What I’m reading now
If you’ve been following this blog for a while you’ll probably have noticed that I don’t tend to read science fiction. Yet that’s exactly what I’m reading right now in the form of Project Hail Mary by Andy Weir. It’s an attempt to complete the “space” square on my Reading Bingo card.
The science is way over my head (I tend to skim some of the more complex passages) and the premise (a race to save Earth) is a well-worn one. But if I approach it as just a mad adventure story I find it surprisingly enjoyable.
What I’ll read next
Now this might change in the few hours between the time when this post goes live, and the time when I go to bed.
I really, really need to read some of those books I requested from Net Galley. So I’m thinking to begin with Shrines of Gaiety, the new novel by Kate Atkinson. Vying for attention however, is Lessons, the new book from Ian McEwan — I used to love his fiction but haven’t been as enamoured in recent years so it will be interesting to see if this marks a return to the standard of Atonement.

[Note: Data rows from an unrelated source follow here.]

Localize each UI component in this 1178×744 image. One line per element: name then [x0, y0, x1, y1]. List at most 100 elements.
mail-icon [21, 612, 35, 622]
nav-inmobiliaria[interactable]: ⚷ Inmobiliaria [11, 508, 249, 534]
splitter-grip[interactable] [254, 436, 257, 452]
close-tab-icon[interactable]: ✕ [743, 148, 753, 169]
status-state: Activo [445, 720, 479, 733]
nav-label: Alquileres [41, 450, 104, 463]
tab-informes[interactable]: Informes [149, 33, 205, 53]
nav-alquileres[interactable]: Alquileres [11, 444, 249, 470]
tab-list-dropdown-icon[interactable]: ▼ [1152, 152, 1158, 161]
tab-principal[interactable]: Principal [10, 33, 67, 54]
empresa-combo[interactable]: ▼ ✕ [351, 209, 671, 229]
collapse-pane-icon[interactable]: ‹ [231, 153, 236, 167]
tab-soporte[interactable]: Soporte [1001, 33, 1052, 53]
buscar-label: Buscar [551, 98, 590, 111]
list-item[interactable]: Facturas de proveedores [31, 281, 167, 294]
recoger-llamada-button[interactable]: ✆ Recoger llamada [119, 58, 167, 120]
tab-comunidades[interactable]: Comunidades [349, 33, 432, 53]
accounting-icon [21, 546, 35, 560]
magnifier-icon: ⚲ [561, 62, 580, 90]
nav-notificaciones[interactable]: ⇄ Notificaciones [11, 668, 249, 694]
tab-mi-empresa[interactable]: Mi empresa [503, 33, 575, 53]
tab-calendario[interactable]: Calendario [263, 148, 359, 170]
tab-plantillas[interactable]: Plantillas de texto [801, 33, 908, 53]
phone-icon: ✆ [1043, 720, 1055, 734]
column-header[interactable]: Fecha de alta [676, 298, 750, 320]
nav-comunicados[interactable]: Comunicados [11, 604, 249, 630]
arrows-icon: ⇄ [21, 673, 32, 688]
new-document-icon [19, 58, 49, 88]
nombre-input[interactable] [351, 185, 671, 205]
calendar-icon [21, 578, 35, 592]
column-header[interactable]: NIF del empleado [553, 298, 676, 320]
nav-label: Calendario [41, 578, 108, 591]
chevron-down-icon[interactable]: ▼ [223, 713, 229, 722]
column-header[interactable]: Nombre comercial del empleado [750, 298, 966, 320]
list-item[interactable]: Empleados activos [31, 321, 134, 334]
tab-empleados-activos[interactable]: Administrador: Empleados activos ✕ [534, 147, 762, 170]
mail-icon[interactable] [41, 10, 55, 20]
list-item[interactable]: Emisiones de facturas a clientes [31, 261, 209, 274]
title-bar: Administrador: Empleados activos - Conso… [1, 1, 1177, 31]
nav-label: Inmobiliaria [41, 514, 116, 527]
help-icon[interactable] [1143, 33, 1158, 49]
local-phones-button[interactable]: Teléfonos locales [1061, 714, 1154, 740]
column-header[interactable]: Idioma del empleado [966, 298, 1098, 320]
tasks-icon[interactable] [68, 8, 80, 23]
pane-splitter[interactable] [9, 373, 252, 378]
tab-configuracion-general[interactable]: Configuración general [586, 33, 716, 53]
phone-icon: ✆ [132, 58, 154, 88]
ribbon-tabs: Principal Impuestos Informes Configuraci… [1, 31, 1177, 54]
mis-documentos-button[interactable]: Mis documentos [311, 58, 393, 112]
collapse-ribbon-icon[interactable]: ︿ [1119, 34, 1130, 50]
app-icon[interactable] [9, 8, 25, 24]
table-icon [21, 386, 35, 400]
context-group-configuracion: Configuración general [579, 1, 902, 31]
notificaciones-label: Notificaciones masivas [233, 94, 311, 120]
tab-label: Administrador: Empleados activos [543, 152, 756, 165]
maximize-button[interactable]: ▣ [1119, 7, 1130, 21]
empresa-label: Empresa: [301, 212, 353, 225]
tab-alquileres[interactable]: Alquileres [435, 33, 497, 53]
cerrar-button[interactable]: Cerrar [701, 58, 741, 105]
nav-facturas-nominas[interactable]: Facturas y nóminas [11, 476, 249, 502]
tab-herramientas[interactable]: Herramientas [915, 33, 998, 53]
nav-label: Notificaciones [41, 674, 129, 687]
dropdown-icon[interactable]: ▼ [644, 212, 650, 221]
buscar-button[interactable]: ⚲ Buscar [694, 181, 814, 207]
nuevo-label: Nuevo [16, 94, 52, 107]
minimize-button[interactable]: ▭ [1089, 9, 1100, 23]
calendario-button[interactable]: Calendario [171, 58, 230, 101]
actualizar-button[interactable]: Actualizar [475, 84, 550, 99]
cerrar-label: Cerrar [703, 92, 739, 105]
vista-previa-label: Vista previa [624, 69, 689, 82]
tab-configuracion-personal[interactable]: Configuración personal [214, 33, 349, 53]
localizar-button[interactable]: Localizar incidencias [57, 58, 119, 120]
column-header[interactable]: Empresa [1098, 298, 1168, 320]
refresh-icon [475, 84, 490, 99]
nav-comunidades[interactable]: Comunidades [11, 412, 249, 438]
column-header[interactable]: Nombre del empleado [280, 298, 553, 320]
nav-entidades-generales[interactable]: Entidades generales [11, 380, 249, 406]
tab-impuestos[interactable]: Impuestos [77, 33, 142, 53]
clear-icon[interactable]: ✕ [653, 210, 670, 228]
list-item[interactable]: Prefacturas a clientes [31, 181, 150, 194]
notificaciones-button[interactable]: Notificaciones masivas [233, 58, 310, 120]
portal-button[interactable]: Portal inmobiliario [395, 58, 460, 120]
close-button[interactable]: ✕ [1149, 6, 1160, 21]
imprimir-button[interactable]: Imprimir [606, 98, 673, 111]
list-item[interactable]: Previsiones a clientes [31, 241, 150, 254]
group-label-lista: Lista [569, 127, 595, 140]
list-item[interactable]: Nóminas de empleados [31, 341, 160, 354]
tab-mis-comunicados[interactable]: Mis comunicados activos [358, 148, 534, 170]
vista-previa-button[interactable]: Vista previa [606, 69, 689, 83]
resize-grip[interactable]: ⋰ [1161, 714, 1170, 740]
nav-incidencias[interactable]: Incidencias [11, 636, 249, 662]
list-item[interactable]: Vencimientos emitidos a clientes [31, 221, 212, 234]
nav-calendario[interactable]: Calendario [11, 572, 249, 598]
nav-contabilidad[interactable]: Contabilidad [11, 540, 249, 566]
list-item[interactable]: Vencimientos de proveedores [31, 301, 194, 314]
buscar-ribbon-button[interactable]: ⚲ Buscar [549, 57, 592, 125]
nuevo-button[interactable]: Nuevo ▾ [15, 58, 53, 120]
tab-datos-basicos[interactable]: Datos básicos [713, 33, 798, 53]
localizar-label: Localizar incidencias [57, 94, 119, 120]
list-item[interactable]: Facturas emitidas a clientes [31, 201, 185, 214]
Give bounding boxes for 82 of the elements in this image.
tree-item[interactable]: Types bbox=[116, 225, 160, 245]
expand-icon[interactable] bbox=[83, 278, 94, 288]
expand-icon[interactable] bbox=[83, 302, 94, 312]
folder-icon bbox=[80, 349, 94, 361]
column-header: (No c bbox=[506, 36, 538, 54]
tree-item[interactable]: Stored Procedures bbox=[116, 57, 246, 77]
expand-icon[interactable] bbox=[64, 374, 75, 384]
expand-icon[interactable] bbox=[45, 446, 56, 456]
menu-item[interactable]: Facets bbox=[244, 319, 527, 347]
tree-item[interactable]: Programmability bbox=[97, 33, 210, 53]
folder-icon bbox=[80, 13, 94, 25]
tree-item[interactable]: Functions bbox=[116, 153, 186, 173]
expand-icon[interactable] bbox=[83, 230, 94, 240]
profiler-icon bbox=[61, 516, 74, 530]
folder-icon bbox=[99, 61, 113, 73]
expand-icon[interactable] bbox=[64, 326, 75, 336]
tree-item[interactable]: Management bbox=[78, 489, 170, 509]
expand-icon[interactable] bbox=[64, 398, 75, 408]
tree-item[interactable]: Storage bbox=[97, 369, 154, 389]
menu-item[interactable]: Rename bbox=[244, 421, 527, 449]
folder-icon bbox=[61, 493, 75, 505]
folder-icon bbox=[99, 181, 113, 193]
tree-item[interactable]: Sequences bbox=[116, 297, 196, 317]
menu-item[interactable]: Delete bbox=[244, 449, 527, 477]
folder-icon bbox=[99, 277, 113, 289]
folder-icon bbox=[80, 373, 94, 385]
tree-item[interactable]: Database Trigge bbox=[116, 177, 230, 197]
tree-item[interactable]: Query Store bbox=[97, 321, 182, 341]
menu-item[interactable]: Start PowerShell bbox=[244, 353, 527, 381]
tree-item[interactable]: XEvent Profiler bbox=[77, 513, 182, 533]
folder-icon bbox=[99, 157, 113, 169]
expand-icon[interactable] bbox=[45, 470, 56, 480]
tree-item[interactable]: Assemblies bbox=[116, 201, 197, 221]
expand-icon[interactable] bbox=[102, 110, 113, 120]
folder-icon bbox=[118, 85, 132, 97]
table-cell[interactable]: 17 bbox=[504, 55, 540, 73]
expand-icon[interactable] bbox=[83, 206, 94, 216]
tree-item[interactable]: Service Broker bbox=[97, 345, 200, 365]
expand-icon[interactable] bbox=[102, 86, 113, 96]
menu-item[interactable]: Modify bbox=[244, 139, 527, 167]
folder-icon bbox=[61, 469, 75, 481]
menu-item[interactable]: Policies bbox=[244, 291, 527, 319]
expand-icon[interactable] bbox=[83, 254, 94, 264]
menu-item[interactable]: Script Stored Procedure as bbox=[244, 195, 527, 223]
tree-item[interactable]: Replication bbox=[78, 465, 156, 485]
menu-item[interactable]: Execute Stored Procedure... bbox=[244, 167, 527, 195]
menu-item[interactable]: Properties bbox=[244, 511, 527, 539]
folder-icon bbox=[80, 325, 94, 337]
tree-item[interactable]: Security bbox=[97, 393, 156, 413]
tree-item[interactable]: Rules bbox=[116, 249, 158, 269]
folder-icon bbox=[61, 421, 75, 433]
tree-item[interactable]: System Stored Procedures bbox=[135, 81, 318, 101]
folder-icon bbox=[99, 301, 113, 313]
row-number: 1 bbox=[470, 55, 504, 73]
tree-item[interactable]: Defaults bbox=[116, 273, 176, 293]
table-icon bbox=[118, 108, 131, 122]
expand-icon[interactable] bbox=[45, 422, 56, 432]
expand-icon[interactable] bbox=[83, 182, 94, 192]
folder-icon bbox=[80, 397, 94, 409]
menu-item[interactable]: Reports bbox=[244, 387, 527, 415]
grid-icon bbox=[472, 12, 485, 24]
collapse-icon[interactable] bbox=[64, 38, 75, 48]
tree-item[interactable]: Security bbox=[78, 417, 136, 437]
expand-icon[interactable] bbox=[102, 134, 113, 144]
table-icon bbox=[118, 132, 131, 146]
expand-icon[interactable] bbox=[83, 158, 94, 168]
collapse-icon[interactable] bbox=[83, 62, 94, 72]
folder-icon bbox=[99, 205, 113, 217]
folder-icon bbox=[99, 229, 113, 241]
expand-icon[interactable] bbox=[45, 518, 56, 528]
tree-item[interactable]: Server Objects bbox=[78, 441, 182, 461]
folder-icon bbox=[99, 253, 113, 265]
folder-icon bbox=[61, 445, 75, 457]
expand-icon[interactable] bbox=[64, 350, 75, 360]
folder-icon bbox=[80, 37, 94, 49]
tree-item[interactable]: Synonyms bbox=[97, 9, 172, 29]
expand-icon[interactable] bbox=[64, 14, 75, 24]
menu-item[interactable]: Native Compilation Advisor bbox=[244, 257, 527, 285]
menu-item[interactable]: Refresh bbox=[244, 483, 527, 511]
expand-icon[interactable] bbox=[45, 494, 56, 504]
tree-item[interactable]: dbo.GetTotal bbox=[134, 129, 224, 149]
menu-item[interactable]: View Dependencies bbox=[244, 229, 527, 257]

Or I could go very low tech and open up The Magician by Colm Toibin which is the book club read next month. A newspaper article I read today could see me turn instead, to a nineteenth century classic in the shape of Ruth by Elizabeth Gaskell.
The article was about yet another university giving its literature students trigger warnings about books on the syllabus. Gaskell’s North and South was highlighted for its misogyny, prostitution and “examples of extreme classism” content. Yes it does deal with the rich/poor divide and the struggles of working class families to make ends meet but are students now not supposed to know about that??? So I might read Ruth which deals with the same issues, as a form of protest.
I shall now step down off my soap box.
I’m curious though whether you think “warnings” like these are necessary or do you find the preposterous?
What I’m Reading is in support of WWW Wednesday hosted by Sam at Taking On a World of Words. WWW Wednesday is actually a weekly meme but I choose to do it just once a month.